Family therapy often consists of married couples attending sessions together or perhaps parents and their teenager, but there are many other ways that people can benefit from this type of therapy. Even if you're grown and no longer live together, you may experience difficulties with your sibling that you wish to rectify. It's easy to drift apart as the years pass, but this can be regretful. One rift that you and your sibling may be facing is that you're an introvert and he or she is an extrovert. If you choose to attend counseling together, here are some positive changes that you can make.

Achieving Balance In Conversations

When you and your extrovert sibling converse, there may not be a balance in who does the bulk of the talking. While every conversation doesn't have to be 50/50, you likely want to see a balance close to even in the big picture. When you're an introvert, it's easy for your extrovert sibling to overpower you both in person and on the phone, perhaps speaking so much that you have trouble saying much of anything. Over time, this dynamic can breed resentment that affects your relationship. Your therapy sessions can help to achieve better balance.

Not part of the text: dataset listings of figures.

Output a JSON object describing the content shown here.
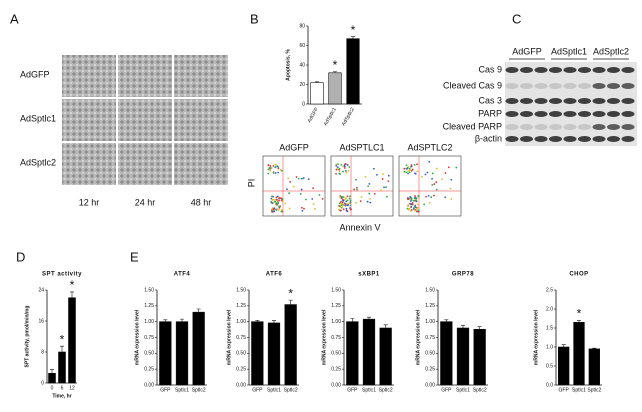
{
  "panel_labels": [
    "A",
    "B",
    "C",
    "D",
    "E"
  ],
  "panel_a": {
    "rows": [
      "AdGFP",
      "AdSptlc1",
      "AdSptlc2"
    ],
    "columns": [
      "12 hr",
      "24 hr",
      "48 hr"
    ]
  },
  "flow": {
    "columns": [
      "AdGFP",
      "AdSPTLC1",
      "AdSPTLC2"
    ],
    "x_label": "Annexin V",
    "y_label": "PI"
  },
  "panel_c": {
    "columns": [
      "AdGFP",
      "AdSptlc1",
      "AdSptlc2"
    ],
    "rows": [
      "Cas 9",
      "Cleaved Cas 9",
      "Cas 3",
      "PARP",
      "Cleaved PARP",
      "β-actin"
    ]
  },
  "chart_data": [
    {
      "type": "bar",
      "y_label": "Apoptosis, %",
      "categories": [
        "AdGFP",
        "AdSptlc1",
        "AdSptlc2"
      ],
      "values": [
        22,
        32,
        67
      ],
      "errors": [
        0.8,
        1.2,
        2
      ],
      "colors": [
        "#ffffff",
        "#b0b0b0",
        "#000000"
      ],
      "ylim": [
        0,
        80
      ],
      "yticks": [
        0,
        20,
        40,
        60,
        80
      ],
      "marker": "*",
      "significant": [
        false,
        true,
        true
      ]
    },
    {
      "type": "bar",
      "title": "SPT activity",
      "y_label": "SPT activity, pmol/min/mg",
      "x_label": "Time, hr",
      "categories": [
        "0",
        "6",
        "12"
      ],
      "values": [
        2.5,
        8,
        22
      ],
      "errors": [
        1,
        1.5,
        1.5
      ],
      "color": "#000000",
      "ylim": [
        0,
        24
      ],
      "yticks": [
        0,
        8,
        16,
        24
      ],
      "marker": "*",
      "significant": [
        false,
        true,
        true
      ]
    },
    {
      "type": "bar",
      "title": "ATF4",
      "y_label": "mRNA expression level",
      "categories": [
        "GFP",
        "Sptlc1",
        "Sptlc2"
      ],
      "values": [
        1.0,
        1.0,
        1.15
      ],
      "errors": [
        0.03,
        0.04,
        0.05
      ],
      "color": "#000000",
      "ylim": [
        0,
        1.5
      ],
      "yticks": [
        {
          "value": 0,
          "label": "0.00"
        },
        {
          "value": 0.25,
          "label": "0.25"
        },
        {
          "value": 0.5,
          "label": "0.50"
        },
        {
          "value": 0.75,
          "label": "0.75"
        },
        {
          "value": 1,
          "label": "1.00"
        },
        {
          "value": 1.25,
          "label": "1.25"
        },
        {
          "value": 1.5,
          "label": "1.50"
        }
      ],
      "marker": "*",
      "significant": [
        false,
        false,
        false
      ]
    },
    {
      "type": "bar",
      "title": "ATF6",
      "y_label": "mRNA expression level",
      "categories": [
        "GFP",
        "Sptlc1",
        "Sptlc2"
      ],
      "values": [
        1.0,
        0.98,
        1.27
      ],
      "errors": [
        0.02,
        0.04,
        0.07
      ],
      "color": "#000000",
      "ylim": [
        0,
        1.5
      ],
      "yticks": [
        {
          "value": 0,
          "label": "0.00"
        },
        {
          "value": 0.25,
          "label": "0.25"
        },
        {
          "value": 0.5,
          "label": "0.50"
        },
        {
          "value": 0.75,
          "label": "0.75"
        },
        {
          "value": 1,
          "label": "1.00"
        },
        {
          "value": 1.25,
          "label": "1.25"
        },
        {
          "value": 1.5,
          "label": "1.50"
        }
      ],
      "marker": "*",
      "significant": [
        false,
        false,
        true
      ]
    },
    {
      "type": "bar",
      "title": "sXBP1",
      "y_label": "mRNA expression level",
      "categories": [
        "GFP",
        "Sptlc1",
        "Sptlc2"
      ],
      "values": [
        1.0,
        1.04,
        0.9
      ],
      "errors": [
        0.05,
        0.03,
        0.05
      ],
      "color": "#000000",
      "ylim": [
        0,
        1.5
      ],
      "yticks": [
        {
          "value": 0,
          "label": "0.00"
        },
        {
          "value": 0.25,
          "label": "0.25"
        },
        {
          "value": 0.5,
          "label": "0.50"
        },
        {
          "value": 0.75,
          "label": "0.75"
        },
        {
          "value": 1,
          "label": "1.00"
        },
        {
          "value": 1.25,
          "label": "1.25"
        },
        {
          "value": 1.5,
          "label": "1.50"
        }
      ],
      "marker": "*",
      "significant": [
        false,
        false,
        false
      ]
    },
    {
      "type": "bar",
      "title": "GRP78",
      "y_label": "mRNA expression level",
      "categories": [
        "GFP",
        "Sptlc1",
        "Sptlc2"
      ],
      "values": [
        1.0,
        0.9,
        0.88
      ],
      "errors": [
        0.03,
        0.04,
        0.04
      ],
      "color": "#000000",
      "ylim": [
        0,
        1.5
      ],
      "yticks": [
        {
          "value": 0,
          "label": "0.00"
        },
        {
          "value": 0.25,
          "label": "0.25"
        },
        {
          "value": 0.5,
          "label": "0.50"
        },
        {
          "value": 0.75,
          "label": "0.75"
        },
        {
          "value": 1,
          "label": "1.00"
        },
        {
          "value": 1.25,
          "label": "1.25"
        },
        {
          "value": 1.5,
          "label": "1.50"
        }
      ],
      "marker": "*",
      "significant": [
        false,
        false,
        false
      ]
    },
    {
      "type": "bar",
      "title": "CHOP",
      "y_label": "mRNA expression level",
      "categories": [
        "GFP",
        "Sptlc1",
        "Sptlc2"
      ],
      "values": [
        1.0,
        1.65,
        0.95
      ],
      "errors": [
        0.06,
        0.05,
        0.02
      ],
      "color": "#000000",
      "ylim": [
        0,
        2.5
      ],
      "yticks": [
        {
          "value": 0,
          "label": "0.0"
        },
        {
          "value": 0.5,
          "label": "0.5"
        },
        {
          "value": 1,
          "label": "1.0"
        },
        {
          "value": 1.5,
          "label": "1.5"
        },
        {
          "value": 2,
          "label": "2.0"
        },
        {
          "value": 2.5,
          "label": "2.5"
        }
      ],
      "marker": "*",
      "significant": [
        false,
        true,
        false
      ]
    }
  ]
}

Ensuring That You Get A Say

Whenever you and your extrovert sibling get together, a series of small decisions may be made. For example, you might need to decide where to eat or what movie to see. It's common for the extrovert to be vocal about his or her preferences in many situations, and this can leave the introvert rarely feeling as though he or she has a say. Both of you being able to express your wants is integral to a functional relationship, and your family therapist can give you exercises to practice with the goal of achieving this.

Understanding One Another

It can often be difficult for introverts and extroverts to understand each other. For example, you might be annoyed that your sibling talks so much, while he or she might be annoyed that you don't always want to get together. Understanding the perspective that each of you has can strengthen your relationship, and therapy can be a perfect venue for diving into each of your personalities and explaining it to the other. In a few years' time, you may look back at your family therapy sessions and credit them for keeping you and your sibling close.